Under FPTP, power-sharing can only take the form of permanent coalition, but the four attempts to establish a two-coalition system since 1990 have consistently failed. A second multi-ethnic coalition can only be sustained if the winner’s victory is not too big to deplete the losers’ hope—which is unfortunately now the case for BN. Instead of promoting moderation in societies without deep divides, FPTP in Malaysia radicalises the desperate opposition, which in turn places strain on the centrist ruling coalition.
Further, permanent coalitions under FPTP have no room for internal competition and bottom-up candidacy selection, which in turn breeds infighting and implosion. Ironically, the stronger the landslide, the likelier the ruling coalition may implode. BN’s ouster in 2018 could be traced back to its 2004 landslide when its 91% parliamentary majority induced arrogance and infightings that ushered in a political tsunami four years later.
Multiparty democracy is about choosing an opposition as much as choosing a government. What threatens Malaysia’s democracy is not communal parties—which the ethnically, religiously and linguistically diverse society naturally produces—but the wrong incentives that drive government and opposition parties into malign competition. Malaysians must stop thinking that what fits England would fit Malaysia. Instead of a Westminster-style majoritarian democracy, a “consensus democracy” where all groups freely compete, then share power through endless possibilities of post-election coalition governments, may be more compatible.
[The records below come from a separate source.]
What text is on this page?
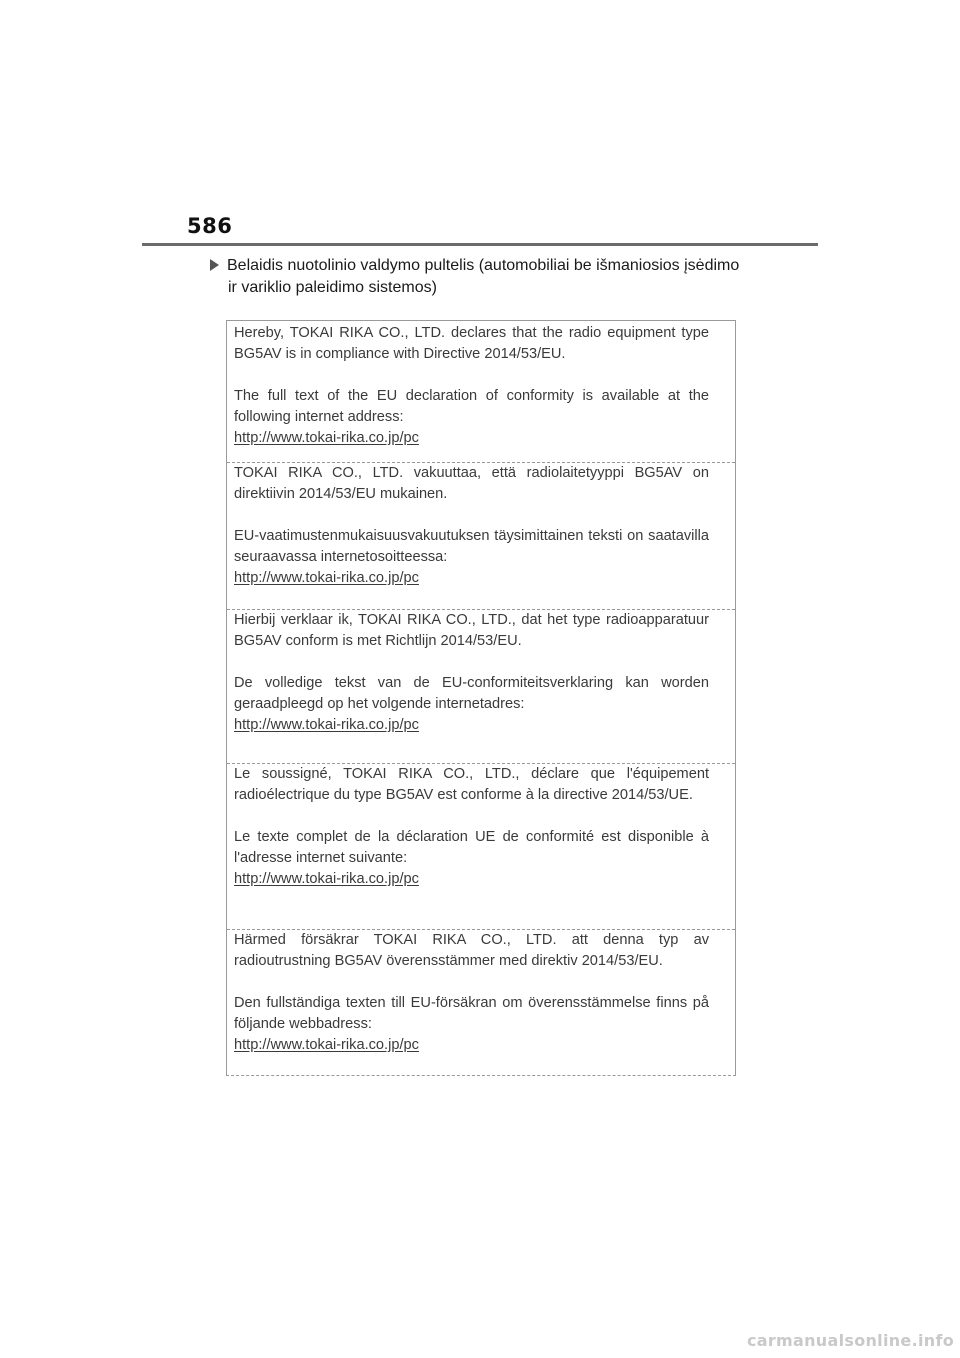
586
Belaidis nuotolinio valdymo pultelis (automobiliai be išmaniosios įsėdimo
ir variklio paleidimo sistemos)

Hereby, TOKAI RIKA CO., LTD. declares that the radio equipment type BG5AV is in compliance with Directive 2014/53/EU.

The full text of the EU declaration of conformity is available at the following internet address:

http://www.tokai-rika.co.jp/pc

TOKAI RIKA CO., LTD. vakuuttaa, että radiolaitetyyppi BG5AV on direktiivin 2014/53/EU mukainen.

EU-vaatimustenmukaisuusvakuutuksen täysimittainen teksti on saatavilla seuraavassa internetosoitteessa:

http://www.tokai-rika.co.jp/pc

Hierbij verklaar ik, TOKAI RIKA CO., LTD., dat het type radioapparatuur BG5AV conform is met Richtlijn 2014/53/EU.

De volledige tekst van de EU-conformiteitsverklaring kan worden geraadpleegd op het volgende internetadres:

http://www.tokai-rika.co.jp/pc

Le soussigné, TOKAI RIKA CO., LTD., déclare que l'équipement radioélectrique du type BG5AV est conforme à la directive 2014/53/UE.

Le texte complet de la déclaration UE de conformité est disponible à l'adresse internet suivante:

http://www.tokai-rika.co.jp/pc

Härmed försäkrar TOKAI RIKA CO., LTD. att denna typ av radioutrustning BG5AV överensstämmer med direktiv 2014/53/EU.

Den fullständiga texten till EU-försäkran om överensstämmelse finns på följande webbadress:

http://www.tokai-rika.co.jp/pc
carmanualsonline.info
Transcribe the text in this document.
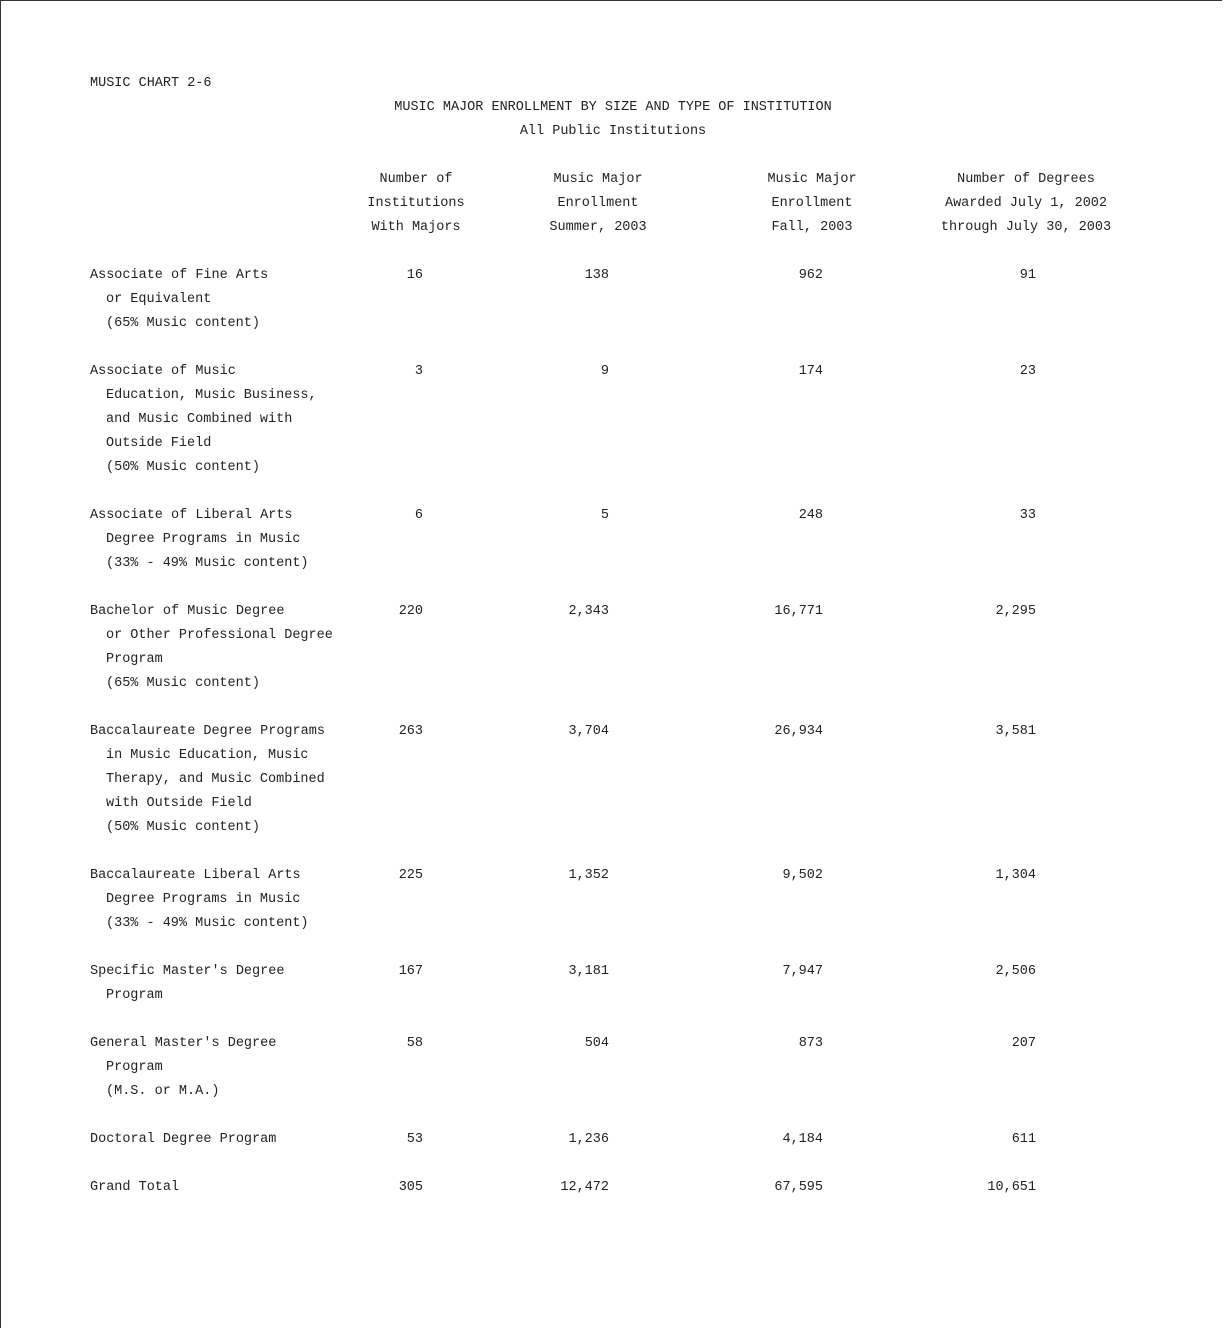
MUSIC CHART 2-6
MUSIC MAJOR ENROLLMENT BY SIZE AND TYPE OF INSTITUTION
All Public Institutions
Number of
Institutions
With Majors
Music Major
Enrollment
Summer, 2003
Music Major
Enrollment
Fall, 2003
Number of Degrees
Awarded July 1, 2002
through July 30, 2003
Associate of Fine Arts
or Equivalent
(65% Music content)
16	138	962	91
Associate of Music
Education, Music Business,
and Music Combined with
Outside Field
(50% Music content)
3	9	174	23
Associate of Liberal Arts
Degree Programs in Music
(33% - 49% Music content)
6	5	248	33
Bachelor of Music Degree
or Other Professional Degree
Program
(65% Music content)
220	2,343	16,771	2,295
Baccalaureate Degree Programs
in Music Education, Music
Therapy, and Music Combined
with Outside Field
(50% Music content)
263	3,704	26,934	3,581
Baccalaureate Liberal Arts
Degree Programs in Music
(33% - 49% Music content)
225	1,352	9,502	1,304
Specific Master's Degree
Program
167	3,181	7,947	2,506
General Master's Degree
Program
(M.S. or M.A.)
58	504	873	207
Doctoral Degree Program	53	1,236	4,184	611
Grand Total	305	12,472	67,595	10,651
As radical as it sounds, moving away from FPTP to some form of proportional representation electoral system may be the most realistic solution to ensure political stability in Malaysia. But that necessitates frank conversations and rigorous debates across the communal and partisan divides. If Malaysia is to explore other alternatives, be it Mixed-Member Proportional (MMP), Mixed-Member Majoritarian (MMM) or Party-List Proportional Representation (List-PR) as in neighbouring Indonesia, civil society groups and political parties must work together to start a national conversation and forge consensus.